ECE2018 Oral Communications Look who is controlling your gonads! (5 abstracts)
1Department of Experimental and Clinical Biomedical Sciences Mario Serio, Centre of Excellence DeNothe, University of Florence, Florence, Italy; 2Andrology Department, Fundació Puigvert, Universitat Autònoma de Barcelona, Instituto de Investigaciones Biomédicas Sant Pau (IIB-Sant Pau), Barcelona, Spain; 3Genetics Department and Biomedical Reseach Institute, Hospital de Sant Pau, Center for Biomedical Research on Rare Diseases (CIBERER), Barcelona, Spain; 4Department of Genetics and Microbiology, Universitat Autònoma de Barcelona, Barcelona, Spain.
Background: The etiology of non-obstructive azoospermia (NOA) remains unknown in about 40% of cases and genetic factors are likely to be involved in a large proportion of them. Gene mutations involved in stem cell proliferation and DNA repair may cause isolated NOA or be responsible for syndromic diseases, such as Fanconi Anemia (FA). Although the most frequent presenting symptom in FA is bone marrow failure in childhood, in about 10% of cases the diagnosis is delayed until adulthood and in these late-onset cases the presenting syndrome is frequently a malignant tumor.
Methods: An idiopathic NOA patient (index case) with consanguineous parents was subjected to Whole-Exome Sequencing (WES) with the purpose to identify the etiology of NOA. In the second part of the study, two-steps Sanger sequencing of the FANCA gene in the brother of the index case and in 27 selected NOA patients was performed. DEB-induced chromosome breakage test was carried out to confirm the FA diagnosis.

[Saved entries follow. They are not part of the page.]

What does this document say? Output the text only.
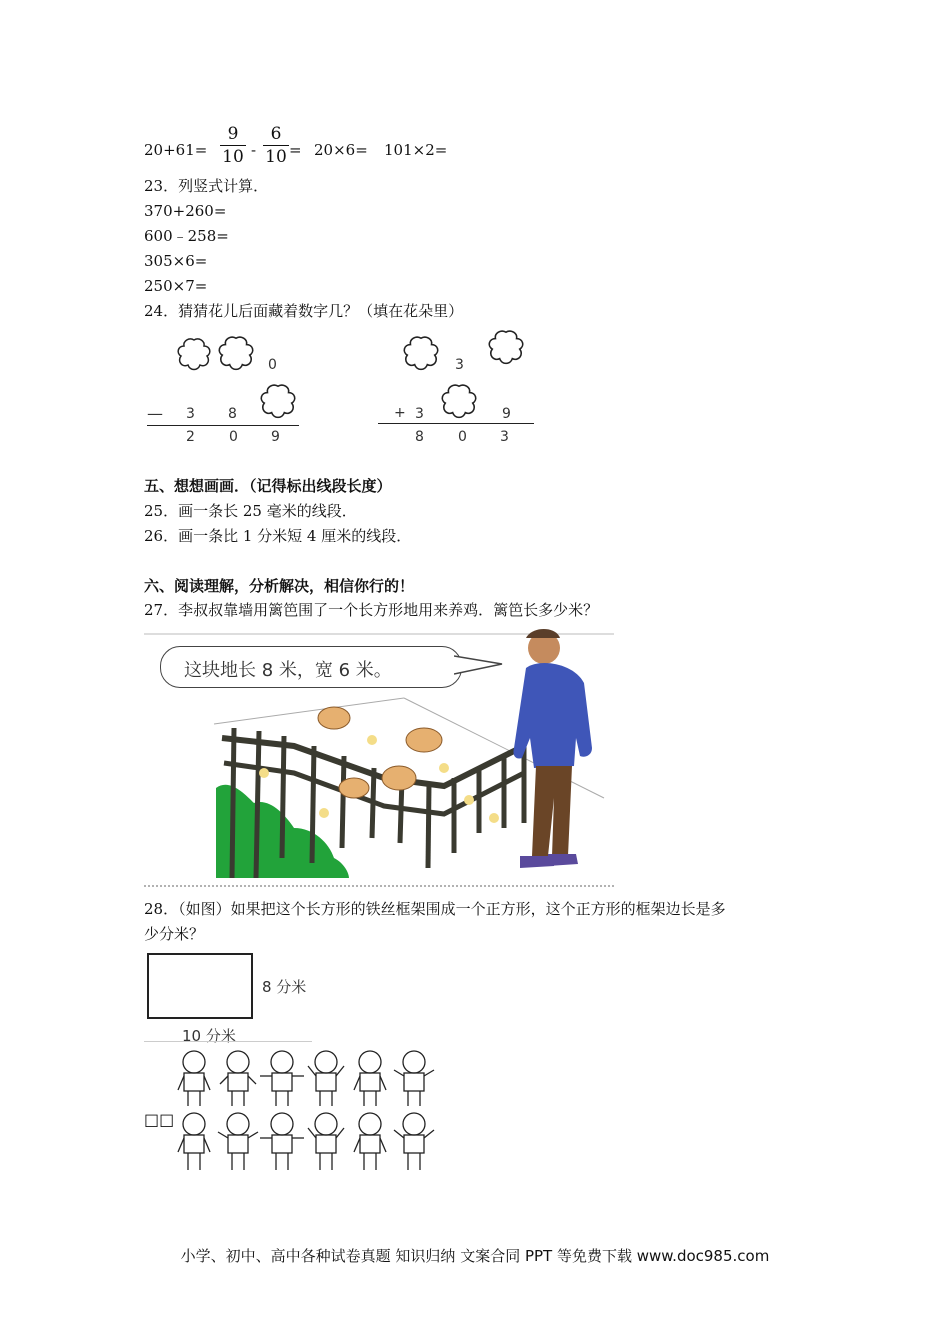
20+61=
9
10 -
6
10 = 20×6= 101×2=
23．列竖式计算．
370+260=
600﹣258=
305×6=
250×7=
24．猜猜花儿后面藏着数字几？（填在花朵里）
0
— 3 8
2 0 9
3
+ 3	9
8 0 3
五、想想画画．（记得标出线段长度）
25．画一条长 25 毫米的线段．
26．画一条比 1 分米短 4 厘米的线段．
六、阅读理解，分析解决，相信你行的！
27．李叔叔靠墙用篱笆围了一个长方形地用来养鸡．篱笆长多少米？
这块地长 8 米，宽 6 米。
28．（如图）如果把这个长方形的铁丝框架围成一个正方形，这个正方形的框架边长是多
少分米？
8 分米
10 分米
□□
小学、初中、高中各种试卷真题 知识归纳 文案合同 PPT 等免费下载 www.doc985.com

Results: Through WES we identified a rare pathogenic homozygous FANCA variant (c.2639G>A) in the index case, affected by NOA due to Sertoli Cell only syndrome (SCOS). The patients brother (also affected by NOA) has been found to be a homozygous carrier of the same mutation. The two brothers did not manifest overt anemia, though chromosomal breakage test revealed a reverse somatic mosaicism in the index case and a typical FA picture in the brother. Following this incidental finding of FA, we selected 27 NOA patients with similar testicular phenotype and borderline/mild hematological alterations. Sanger sequencing of the FANCA gene in this selected group of patients allowed the identification of one additional SCOS patient showing compound heterozygous variants (c.3788_3790delTCT and c.3913C>T). Following our investigation, the three subjects with FANCA mutations are now receiving specific medical attention including strict follow-up by oncohematologists.
Conclusions: Our study reports an unexpectedly high frequency of occult FA in a specific subgroup of NOA patients with mild or borderline hematological alterations (7.1%). The screening for FANCA mutations in such patients may allow the identification of undiagnosed FA before the appearance of other severe clinical manifestations of the disease. Our finding highlights the importance to introduce the systematic evaluation of hematological parameters into the routine andrological workup in NOA patients. Moreover, corroborates previous epidemiological observations reporting a higher risk of morbidity (including cancer) and a lower life expectancy in infertile men in respect to fertile, normozoospermic men.